The COVID-19 Pandemic plunged millions of Americans into financial chaos. The sudden decrease in income has made it difficult – and for some impossible – to pay expenses. Here are some tips for alleviating your debt during the COVID-19 crisis.

  1. Contact Your Creditors. In response to the COVID-19 pandemic, most credit card companies and mortgage lenders offer assistance to customers. Some utility companies are offering help as well. Contact your creditors and ask if they have a COVID-19 assistance plan.


  1. Get Unemployment. President Trump signed The CARES Act on March 27, 2020. CARES gives states the option to extend unemployment benefits to workers who are usually ineligible – such as independent contractors. Your state’s unemployment insurance office can tell you if these benefits are available in your state.


  1. Speak with Your Landlord. Federal and local governments are making an effort to halt some evictions up until December 31, 2020. An order called “Temporary Halt in Residential Evictions to Prevent the Further Spread of COVID-19” went into effect on September 4, 2020. 

The order has strict rules about which tenants are covered. Tenants ineligible for the order may possibly have state eviction protection. If any eviction protection doesn’t cover you, speak with your landlord as soon as possible to discuss your situation.
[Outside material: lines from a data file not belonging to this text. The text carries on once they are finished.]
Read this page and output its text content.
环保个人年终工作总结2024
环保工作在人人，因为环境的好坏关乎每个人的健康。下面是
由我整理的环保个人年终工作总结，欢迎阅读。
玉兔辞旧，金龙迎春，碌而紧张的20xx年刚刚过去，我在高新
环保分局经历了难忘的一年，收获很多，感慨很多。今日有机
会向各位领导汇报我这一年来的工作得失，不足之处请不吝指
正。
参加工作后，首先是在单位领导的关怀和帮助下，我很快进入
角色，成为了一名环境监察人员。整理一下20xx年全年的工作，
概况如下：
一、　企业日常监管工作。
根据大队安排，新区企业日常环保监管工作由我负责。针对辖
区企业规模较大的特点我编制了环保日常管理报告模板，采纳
  1. Contact Your Car Loan Lender. Some car loan lenders are allowing borrowers to defer loan payments. For example, Ford Motor Credit is offering payment extensions and waiving late fees upon request. And Wells Fargo Bank is waiving late fees and offering payment deferments for three-months. Contact your lender and see if they’re assisting borrowers affected by the pandemic.


  1. Request Student Loan Forbearance or Deferment. A student loan deferment allows you to stop paying the principal or interest on your loan temporarily. Submit a request for deferment to your loan provider. For a Federal Perkins Loan, submit your request to the financial aid office at your school.

If you don’t qualify for a deferment, request student loan forbearance. Forbearance temporarily reduces your monthly payment for up to a year or gives you the option to stop paying on the principal temporarily. If forbearance or deferment aren’t best for your situation, consider an income-driven repayment plan if you’re working.